Cette démarche intervient après le dépôt, par le sénateur Dany Kabongo, le lundi 16 mars, en marge de la rentrée parlementaire, d’une pétition contre le deuxième vice-président du Sénat, Bahati Lukwebo. Selon lui, cette initiative parlementaire a recueilli 83 signatures. Dany Kabongo reproche au deuxième vice-président du Sénat une incompétence dans l’exercice de ses fonctions.

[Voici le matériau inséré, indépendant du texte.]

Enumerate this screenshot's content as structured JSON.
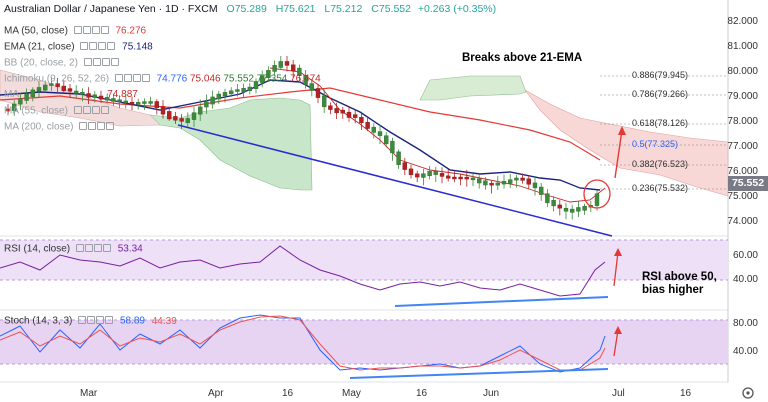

Le motif évoqué lors du dépôt de cette initiative diffère toutefois de celui avancé au lendemain de la sortie médiatique de Bahati, au cours de laquelle ce dernier s’était opposé à toute révision constitutionnelle. À ce moment-là, Dany Kabongo lui reprochait plutôt un « manque de respect » envers le président Félix Tshisekedi, haute autorité de référence de l’Union sacrée de la nation (USN). Selon ce parlementaire, le deuxième vice-président du Sénat, également membre du présidium de l’USN, aurait dû consulter le chef de l’État avant de s’exprimer publiquement sur des sujets d’actualité.
Bahati avait présenté, le mardi 10 mars, ses excuses à ses collègues, quelques jours après sa sortie médiatique. Il avait expliqué que ses déclarations sur la Constitution avaient été sorties de leur contexte et mal interprétées. Modeste Bahati affirmait ne pas s’être opposé à une révision constitutionnelle, mais avoir plutôt suggéré l’ouverture d’un débat au sein de l’Union sacrée.